Abstract

Background: Low mid-life fitness is associated with increased risk for heart failure (HF) events decades later. However, the association between changes in mid-life fitness and heart failure risk has not been studied. Methods: We included 9050 subjects (15% Females, mean age 48 years) with no prior cardiovascular disease who underwent two cardiorespiratory fitness measurements approximately 8 years apart. Fitness was estimated in metabolic equivalents (METs) according to Balke treadmill time, with low fitness defined as the lowest quintile of fitness and high fitness defined as quintiles 2-5. Change in fitness was defined categorically according to fitness quintiles (see figure legend) and continuously as the change in METs between the two examinations. Baseline data from the CCLS were matched with Medicare administrative claims data from the Center for Medicare and Medicaid Services.
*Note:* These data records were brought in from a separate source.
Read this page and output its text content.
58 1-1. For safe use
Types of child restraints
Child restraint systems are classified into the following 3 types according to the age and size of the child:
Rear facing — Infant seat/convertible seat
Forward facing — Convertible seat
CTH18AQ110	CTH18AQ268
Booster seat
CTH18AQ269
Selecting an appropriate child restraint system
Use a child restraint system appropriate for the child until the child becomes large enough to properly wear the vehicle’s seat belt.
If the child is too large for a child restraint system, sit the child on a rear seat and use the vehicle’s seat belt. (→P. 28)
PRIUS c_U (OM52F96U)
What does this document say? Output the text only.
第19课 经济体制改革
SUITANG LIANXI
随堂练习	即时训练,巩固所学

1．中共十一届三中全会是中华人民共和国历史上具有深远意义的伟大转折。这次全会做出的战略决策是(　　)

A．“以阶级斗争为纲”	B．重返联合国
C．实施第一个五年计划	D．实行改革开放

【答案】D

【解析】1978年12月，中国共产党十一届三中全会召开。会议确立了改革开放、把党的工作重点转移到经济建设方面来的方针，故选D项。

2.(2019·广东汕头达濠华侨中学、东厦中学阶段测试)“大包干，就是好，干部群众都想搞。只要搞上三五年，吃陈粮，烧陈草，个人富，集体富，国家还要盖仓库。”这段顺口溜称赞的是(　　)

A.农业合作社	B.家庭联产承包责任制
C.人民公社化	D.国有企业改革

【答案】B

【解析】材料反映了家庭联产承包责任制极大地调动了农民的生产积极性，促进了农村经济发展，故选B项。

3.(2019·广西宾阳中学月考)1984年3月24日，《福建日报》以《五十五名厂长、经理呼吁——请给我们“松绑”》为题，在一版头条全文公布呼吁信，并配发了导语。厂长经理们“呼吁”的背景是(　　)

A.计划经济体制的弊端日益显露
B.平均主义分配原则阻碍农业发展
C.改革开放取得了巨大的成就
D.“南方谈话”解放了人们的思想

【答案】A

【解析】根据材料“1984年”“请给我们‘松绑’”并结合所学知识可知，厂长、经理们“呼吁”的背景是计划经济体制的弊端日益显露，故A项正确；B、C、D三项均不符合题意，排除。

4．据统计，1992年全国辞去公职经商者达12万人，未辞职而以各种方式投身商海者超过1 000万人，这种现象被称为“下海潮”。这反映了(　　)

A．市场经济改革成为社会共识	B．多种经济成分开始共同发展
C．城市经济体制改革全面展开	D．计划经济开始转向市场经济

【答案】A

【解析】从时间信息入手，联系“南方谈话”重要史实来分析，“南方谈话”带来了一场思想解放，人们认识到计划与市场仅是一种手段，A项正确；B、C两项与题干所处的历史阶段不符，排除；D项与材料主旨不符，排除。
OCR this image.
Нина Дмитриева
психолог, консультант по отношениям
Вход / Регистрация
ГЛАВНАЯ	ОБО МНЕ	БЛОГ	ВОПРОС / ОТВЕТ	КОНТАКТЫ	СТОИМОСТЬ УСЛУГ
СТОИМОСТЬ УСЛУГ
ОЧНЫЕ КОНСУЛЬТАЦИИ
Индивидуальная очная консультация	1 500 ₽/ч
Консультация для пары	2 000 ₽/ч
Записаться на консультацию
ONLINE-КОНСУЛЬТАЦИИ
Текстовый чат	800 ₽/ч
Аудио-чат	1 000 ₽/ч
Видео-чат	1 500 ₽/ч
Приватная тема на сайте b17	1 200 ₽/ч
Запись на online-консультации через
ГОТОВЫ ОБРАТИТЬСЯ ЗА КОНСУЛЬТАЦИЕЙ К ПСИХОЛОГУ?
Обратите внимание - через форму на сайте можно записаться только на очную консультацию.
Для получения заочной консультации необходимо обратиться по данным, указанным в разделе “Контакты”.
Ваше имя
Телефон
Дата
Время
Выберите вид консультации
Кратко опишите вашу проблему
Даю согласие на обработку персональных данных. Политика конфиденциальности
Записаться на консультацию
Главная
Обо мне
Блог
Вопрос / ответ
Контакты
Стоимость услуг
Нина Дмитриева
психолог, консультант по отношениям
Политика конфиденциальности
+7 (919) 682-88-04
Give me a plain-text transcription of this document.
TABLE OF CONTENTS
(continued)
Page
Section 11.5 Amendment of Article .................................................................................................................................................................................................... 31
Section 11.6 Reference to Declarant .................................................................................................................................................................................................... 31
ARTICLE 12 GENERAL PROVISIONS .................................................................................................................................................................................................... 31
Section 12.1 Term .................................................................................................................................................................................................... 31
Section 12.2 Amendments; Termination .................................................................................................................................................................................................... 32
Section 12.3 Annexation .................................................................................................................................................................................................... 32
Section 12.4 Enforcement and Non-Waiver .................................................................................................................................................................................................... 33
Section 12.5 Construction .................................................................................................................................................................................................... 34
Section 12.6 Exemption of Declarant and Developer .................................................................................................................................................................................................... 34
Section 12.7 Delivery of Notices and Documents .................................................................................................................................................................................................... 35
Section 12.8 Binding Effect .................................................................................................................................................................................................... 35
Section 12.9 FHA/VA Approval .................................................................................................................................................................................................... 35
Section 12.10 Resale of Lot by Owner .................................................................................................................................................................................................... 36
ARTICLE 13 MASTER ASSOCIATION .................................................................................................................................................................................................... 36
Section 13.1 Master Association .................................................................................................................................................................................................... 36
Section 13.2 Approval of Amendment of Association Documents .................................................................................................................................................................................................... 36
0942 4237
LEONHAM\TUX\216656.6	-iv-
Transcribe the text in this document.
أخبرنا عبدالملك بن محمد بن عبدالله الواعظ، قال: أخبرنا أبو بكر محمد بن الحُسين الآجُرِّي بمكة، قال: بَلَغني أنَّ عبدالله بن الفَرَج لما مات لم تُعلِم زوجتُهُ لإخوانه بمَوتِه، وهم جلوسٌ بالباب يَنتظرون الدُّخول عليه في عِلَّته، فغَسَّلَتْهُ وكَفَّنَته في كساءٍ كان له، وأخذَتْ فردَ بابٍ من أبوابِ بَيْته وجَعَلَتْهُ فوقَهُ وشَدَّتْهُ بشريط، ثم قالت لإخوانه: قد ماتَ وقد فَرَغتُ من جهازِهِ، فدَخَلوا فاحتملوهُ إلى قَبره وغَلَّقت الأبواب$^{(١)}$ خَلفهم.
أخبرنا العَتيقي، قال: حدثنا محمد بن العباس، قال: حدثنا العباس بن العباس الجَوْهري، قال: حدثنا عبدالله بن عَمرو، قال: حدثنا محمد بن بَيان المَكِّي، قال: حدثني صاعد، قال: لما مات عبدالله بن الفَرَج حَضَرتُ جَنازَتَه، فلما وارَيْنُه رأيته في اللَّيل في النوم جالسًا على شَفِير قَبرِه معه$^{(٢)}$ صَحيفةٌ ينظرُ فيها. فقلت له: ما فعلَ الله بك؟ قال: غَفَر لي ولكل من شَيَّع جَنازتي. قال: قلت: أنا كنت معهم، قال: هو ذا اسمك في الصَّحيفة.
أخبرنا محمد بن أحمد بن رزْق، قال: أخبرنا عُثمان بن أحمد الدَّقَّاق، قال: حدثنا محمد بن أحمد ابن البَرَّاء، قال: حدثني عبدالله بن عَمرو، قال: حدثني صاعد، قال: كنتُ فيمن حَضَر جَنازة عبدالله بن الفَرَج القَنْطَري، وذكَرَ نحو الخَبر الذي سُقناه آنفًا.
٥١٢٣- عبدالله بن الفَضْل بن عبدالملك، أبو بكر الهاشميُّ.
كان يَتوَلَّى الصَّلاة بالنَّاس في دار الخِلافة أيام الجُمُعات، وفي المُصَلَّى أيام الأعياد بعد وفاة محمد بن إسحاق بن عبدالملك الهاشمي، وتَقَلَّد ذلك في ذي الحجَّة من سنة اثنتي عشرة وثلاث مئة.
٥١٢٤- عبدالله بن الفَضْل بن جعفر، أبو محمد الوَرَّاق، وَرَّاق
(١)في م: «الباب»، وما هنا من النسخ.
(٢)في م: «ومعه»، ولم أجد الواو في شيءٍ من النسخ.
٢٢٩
Hospitalization for HF was determined from Medicare claims files. The association between change in fitness and HF hospitalization was assessed by applying a proportional hazard recurrent events model to the failure time data and adjusted for traditional risk factors. Results: After 60,635 person years of Medicare follow up, we observed 242 hospitalizations for HF. Compared to individuals with persistently low fitness levels in middle-age, individuals who increased their fitness levels had a lower rate of HF hospitalization (0.88 vs. 0.64%/year). After multivariable adjustment for baseline fitness level and other risk factors, each 1 MET increase in middle age fitness was associated with 5% less risk for HF hospitalization in later life [HR 0.95 (0.93-0.97) per MET]. Conclusion: Change in mid-life fitness is associated with HF risk in older age. These findings suggest that the heart failure risk related to low fitness may be modifiable with exercise training.